May 15, 2012
If my family and friends were to write me a letter, what address would they use? When I type my name on one of my stories, what address should I give?
It occurred to me that Space Station is a place as deserving of an address as other frontier stations like McMurdo Base or the Amundsen-Scott South Pole Base in Antarctica. These places have formal addresses, complete with zip codes. Even Navy ships have addresses. With the future development of commercial spaceships, I could realistically contemplate someone sending me a letter. So what address would they use? Do they need a zip code? Do you affix an “airmail stamp” or do we create a new category of “rocket mail” stamps? If Space Station were to have an address, instead of writing letters to Santa Claus asking for stuff, kids could write letters to astronauts asking questions about science and engineering.

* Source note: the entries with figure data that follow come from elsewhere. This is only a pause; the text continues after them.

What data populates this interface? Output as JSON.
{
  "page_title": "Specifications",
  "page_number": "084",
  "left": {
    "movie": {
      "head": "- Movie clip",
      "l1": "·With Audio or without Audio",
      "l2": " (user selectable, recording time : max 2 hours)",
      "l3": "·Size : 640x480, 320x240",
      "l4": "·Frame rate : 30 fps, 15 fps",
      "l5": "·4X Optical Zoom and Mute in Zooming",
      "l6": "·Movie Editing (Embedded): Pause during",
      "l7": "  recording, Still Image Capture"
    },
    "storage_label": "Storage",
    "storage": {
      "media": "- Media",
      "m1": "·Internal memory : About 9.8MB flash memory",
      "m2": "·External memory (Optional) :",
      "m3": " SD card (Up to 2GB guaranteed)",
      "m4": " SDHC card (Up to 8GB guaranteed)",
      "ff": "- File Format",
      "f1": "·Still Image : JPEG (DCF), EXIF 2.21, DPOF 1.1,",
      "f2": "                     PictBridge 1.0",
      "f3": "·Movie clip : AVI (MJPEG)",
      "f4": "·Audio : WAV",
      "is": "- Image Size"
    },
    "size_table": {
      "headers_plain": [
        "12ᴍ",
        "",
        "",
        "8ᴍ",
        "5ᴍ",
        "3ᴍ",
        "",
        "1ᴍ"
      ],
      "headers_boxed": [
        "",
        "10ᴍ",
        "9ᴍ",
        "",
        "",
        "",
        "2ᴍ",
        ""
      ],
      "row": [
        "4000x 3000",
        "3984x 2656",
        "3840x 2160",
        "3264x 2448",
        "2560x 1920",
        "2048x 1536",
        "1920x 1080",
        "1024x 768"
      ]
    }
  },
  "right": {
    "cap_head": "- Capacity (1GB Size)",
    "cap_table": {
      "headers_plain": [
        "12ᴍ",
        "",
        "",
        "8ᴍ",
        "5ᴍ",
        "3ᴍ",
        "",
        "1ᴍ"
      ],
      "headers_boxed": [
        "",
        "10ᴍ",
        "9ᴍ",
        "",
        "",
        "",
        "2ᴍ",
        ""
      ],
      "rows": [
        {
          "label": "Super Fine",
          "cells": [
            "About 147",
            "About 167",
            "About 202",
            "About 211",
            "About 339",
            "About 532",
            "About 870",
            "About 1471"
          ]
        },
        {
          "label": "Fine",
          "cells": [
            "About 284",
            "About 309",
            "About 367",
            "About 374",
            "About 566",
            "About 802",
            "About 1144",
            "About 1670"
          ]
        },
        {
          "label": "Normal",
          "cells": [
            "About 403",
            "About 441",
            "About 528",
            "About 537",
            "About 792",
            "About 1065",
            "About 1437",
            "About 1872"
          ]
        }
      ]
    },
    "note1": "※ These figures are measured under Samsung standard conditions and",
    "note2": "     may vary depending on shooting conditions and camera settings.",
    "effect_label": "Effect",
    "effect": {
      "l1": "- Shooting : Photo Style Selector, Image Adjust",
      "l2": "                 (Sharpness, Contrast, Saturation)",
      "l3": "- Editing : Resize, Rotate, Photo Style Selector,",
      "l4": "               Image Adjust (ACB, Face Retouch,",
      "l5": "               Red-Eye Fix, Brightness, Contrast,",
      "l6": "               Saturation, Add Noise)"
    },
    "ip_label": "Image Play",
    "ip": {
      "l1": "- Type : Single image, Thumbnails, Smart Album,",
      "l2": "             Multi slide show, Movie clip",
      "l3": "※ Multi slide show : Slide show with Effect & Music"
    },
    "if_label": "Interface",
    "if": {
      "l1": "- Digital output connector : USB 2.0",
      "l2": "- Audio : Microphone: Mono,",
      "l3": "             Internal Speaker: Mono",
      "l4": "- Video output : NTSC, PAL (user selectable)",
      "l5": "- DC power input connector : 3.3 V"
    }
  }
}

My sleep station, a coffin-sized box, is located in the fifth deck space of Node 2. From an Earth-based perspective, I pop out of my sleep station as if I were coming out of the floor. I am thus situated on the International Space Station (ISS) in Low Earth Orbit (LEO) with an orbital inclination of 51.6 degrees (the angle of our orbit plane to the equator) and an average altitude of 400 kilometers. It occurred to me that my address should be: Node 2, Deck 5, ISS, LEO 51.603. The first three digits of your space zip code would be your orbital inclination and the last two a designator for your particular space station, with ISS being the third in this location (after the Salyut series and Mir). This zip code nomenclature should suffice, at least until there are more than 99 different space stations in orbit.